What I’m asking is if the pursuit of being intellectual has somewhat outpaced the ability to actually be intellectual. In a larger scale — could normal/intelligent people somewhat become exposed to group think without knowing.
The entire political discussion in this country has become somewhat of a news cycle with people waving in the wind.
I work at major university and we have performed an experiment to study how social media impacts national discourse — the results have been very interesting so far.
Anyone understand where I’m going with this?
Or have we become complacent with academia?
It might be the better question.
If the "pursuit of being intellectual has somewhat outpaced the ability to actually be intellectual" then we have no choice but to look at the means for where flaws may be, and it means slightly more than an evaluation of where social and information shortcuts are taken (i.e. the laziness of producing and consumption of information via social media.)
You could argue false expectation of information from social media as being sufficient to engage in political discussion is a huge flaw, I may counter with does that expectation also collide with purposeful conditioning of that expectation from these very large and successful business models into an attention span flaw.
To put it simpler, and perhaps harsher, does that "larger scale" even know the difference anymore?
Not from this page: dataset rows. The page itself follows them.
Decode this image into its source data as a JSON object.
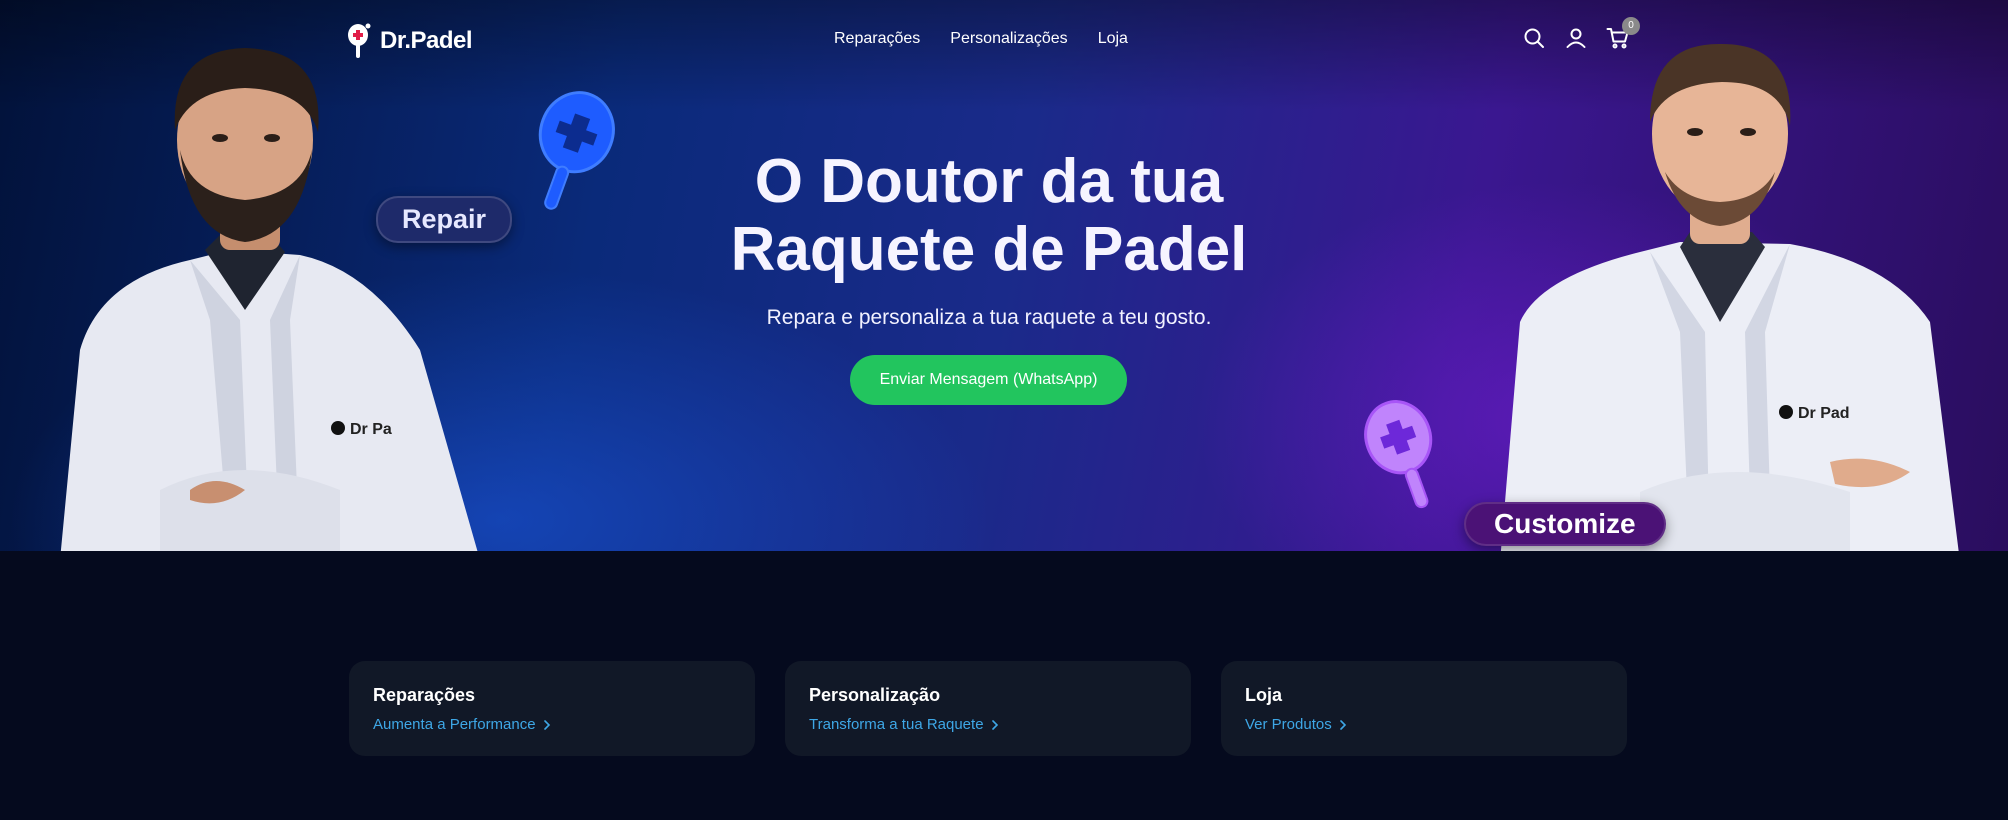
{
  "brand": {
    "name": "Dr.Padel"
  },
  "nav": {
    "items": [
      {
        "label": "Reparações"
      },
      {
        "label": "Personalizações"
      },
      {
        "label": "Loja"
      }
    ]
  },
  "header_icons": {
    "search": "search-icon",
    "account": "user-icon",
    "cart": "cart-icon",
    "cart_count": "0"
  },
  "hero": {
    "title_line1": "O Doutor da tua",
    "title_line2": "Raquete de Padel",
    "subtitle": "Repara e personaliza a tua raquete a teu gosto.",
    "cta_label": "Enviar Mensagem (WhatsApp)",
    "tag_left": "Repair",
    "tag_right": "Customize",
    "coat_logo_left": "Dr Pa",
    "coat_logo_right": "Dr Pad"
  },
  "cards": [
    {
      "title": "Reparações",
      "link": "Aumenta a Performance"
    },
    {
      "title": "Personalização",
      "link": "Transforma a tua Raquete"
    },
    {
      "title": "Loja",
      "link": "Ver Produtos"
    }
  ],
  "colors": {
    "page_bg": "#050a1e",
    "card_bg": "#111827",
    "cta": "#22c55e",
    "link": "#3ea7e6",
    "hero_blue": "#0a2a7a",
    "hero_purple": "#3a1790"
  }
}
Social media, amplified by the laziness of the medium, of course impacts national discourse and it may be hand in hand with corporatization of that news cycle. We already know we have a decreasing number of organizations with an increasing presence in delivery of the news, commentary, information, social media influencers, what have you.
Dumbed down information exchange drags down with any sense of political discourse, and more importantly those in politics using this to their own advantage. Probably speaks volumes as to how we become so polarized as a nation again. Our avenues of exchange are helping this now in a way unseen in US history.
Take a 30 second political ad seen on television. That same clip can spread across social media, with commentary and/or meme like statements, in seconds to millions... hundreds of millions... of useful idiots consuming such message as fact. It was always foolish to assume one clip would do the trick but doing this repeatedly has half the nation thinking Biden will turn us into Cuba and the other half thinking Trump will turn the nation into Nazi Germany.
I've referred to this often as "bumper sticker thinking," and what that really means is the distance between intellectualism and commonality from social media is that much greater.
Being intellectual has not outpaced the ability to actually be intellectual, our avenues of exchange have degraded discourse to the point becoming intellectual has fewer means and involves more effort than people care to apply.